The Vietnamese medical scientist, dr. Nguyen Viet Nhan (vice-chairman of the department of human physiology in Hue) did an investigation in Cam Lo district (where the photos in this reportage were made), Quang Tri province, comparing the results with those from a control group in Hue city.
The Vietnamese lack of means (funds, equipment) forced him to concentrate on congenital birth defects that can be visually diagnosed: cleft palate, cataract, inguinal hernia, clubfoot, polydactily and others. Some of his outcomes: cleft palate 3 times, cataract 6, inguinal hernia 8, clubfoot 4, polydactily 3 times as high in Cam Lo. As an extra he also investigated two symptoms that are more difficult to analyse: cerebral palsy (spasticism) and mental retardation (both due to brain damage): 2 and 3 times as high in Cam Lo.
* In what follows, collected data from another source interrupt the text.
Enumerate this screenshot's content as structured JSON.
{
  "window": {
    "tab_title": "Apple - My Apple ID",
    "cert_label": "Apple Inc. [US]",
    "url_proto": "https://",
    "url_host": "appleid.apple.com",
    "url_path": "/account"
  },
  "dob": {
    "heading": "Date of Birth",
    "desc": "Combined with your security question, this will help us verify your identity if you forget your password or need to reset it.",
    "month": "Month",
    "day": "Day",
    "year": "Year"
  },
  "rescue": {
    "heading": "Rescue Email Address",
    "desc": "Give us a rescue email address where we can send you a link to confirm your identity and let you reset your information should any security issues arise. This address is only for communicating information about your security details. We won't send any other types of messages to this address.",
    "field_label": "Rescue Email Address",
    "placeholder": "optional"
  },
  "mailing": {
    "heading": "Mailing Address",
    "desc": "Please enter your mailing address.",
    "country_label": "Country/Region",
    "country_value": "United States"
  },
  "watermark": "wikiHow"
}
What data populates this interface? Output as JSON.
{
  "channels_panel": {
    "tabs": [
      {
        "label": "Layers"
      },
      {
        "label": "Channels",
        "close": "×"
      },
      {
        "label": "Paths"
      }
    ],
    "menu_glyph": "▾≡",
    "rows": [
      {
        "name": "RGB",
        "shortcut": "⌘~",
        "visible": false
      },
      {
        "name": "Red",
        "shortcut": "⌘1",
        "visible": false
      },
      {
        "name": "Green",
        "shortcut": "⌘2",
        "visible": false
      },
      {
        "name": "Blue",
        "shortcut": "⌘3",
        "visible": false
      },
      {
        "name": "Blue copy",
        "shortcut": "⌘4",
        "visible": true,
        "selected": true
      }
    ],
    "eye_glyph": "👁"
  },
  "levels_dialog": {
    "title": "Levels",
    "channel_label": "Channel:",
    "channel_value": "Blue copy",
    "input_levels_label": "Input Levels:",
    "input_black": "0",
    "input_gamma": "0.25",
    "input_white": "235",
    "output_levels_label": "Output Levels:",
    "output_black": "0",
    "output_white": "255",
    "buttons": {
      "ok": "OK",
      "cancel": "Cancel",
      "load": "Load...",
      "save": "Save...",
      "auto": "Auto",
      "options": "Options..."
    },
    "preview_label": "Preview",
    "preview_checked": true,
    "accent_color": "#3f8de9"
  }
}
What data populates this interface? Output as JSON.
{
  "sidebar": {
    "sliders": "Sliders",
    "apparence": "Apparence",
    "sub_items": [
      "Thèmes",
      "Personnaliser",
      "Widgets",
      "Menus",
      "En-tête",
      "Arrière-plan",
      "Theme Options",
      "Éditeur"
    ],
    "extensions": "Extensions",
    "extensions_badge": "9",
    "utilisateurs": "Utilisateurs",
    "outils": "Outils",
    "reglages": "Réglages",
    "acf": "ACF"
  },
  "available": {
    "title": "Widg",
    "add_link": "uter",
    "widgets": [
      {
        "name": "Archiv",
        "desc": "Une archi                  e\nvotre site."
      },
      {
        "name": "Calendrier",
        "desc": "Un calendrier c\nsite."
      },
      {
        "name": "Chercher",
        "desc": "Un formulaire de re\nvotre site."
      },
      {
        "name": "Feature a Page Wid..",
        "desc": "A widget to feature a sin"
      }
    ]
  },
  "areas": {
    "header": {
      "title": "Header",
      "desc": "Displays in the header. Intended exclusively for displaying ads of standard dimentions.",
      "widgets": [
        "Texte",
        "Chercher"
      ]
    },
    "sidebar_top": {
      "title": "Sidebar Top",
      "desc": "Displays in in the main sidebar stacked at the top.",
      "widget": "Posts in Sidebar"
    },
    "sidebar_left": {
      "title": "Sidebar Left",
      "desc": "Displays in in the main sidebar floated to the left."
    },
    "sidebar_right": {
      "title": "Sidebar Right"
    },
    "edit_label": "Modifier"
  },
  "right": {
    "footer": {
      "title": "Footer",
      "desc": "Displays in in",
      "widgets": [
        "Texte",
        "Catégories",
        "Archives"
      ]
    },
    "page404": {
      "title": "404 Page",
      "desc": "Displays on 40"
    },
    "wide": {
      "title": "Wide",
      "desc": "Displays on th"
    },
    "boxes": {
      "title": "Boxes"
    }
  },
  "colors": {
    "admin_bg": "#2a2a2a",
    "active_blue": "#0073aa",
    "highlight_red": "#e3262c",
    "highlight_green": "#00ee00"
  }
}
The Vietnamese studies may not always be up to Western scientific standards. Yet all in all, there seem to be strong indications that the post-war generation in heavily-sprayed areas runs an elevated risk of birth defects. But final proof may never come forward. As dr. Nhan said, it makes more sense to use the limited funds for treatment of these children – whatever the cause of their handicap may be – than for expensive research.
All of these photos were taken in Cam Lo district, just South of the former Demilitarized Zone (the border between Nort and South Vietnam), an area of heavy spraying and high rates of birth defects. The texts are short descriptions of the patients’ conditions by family members, handwritten by my interpreter Dai.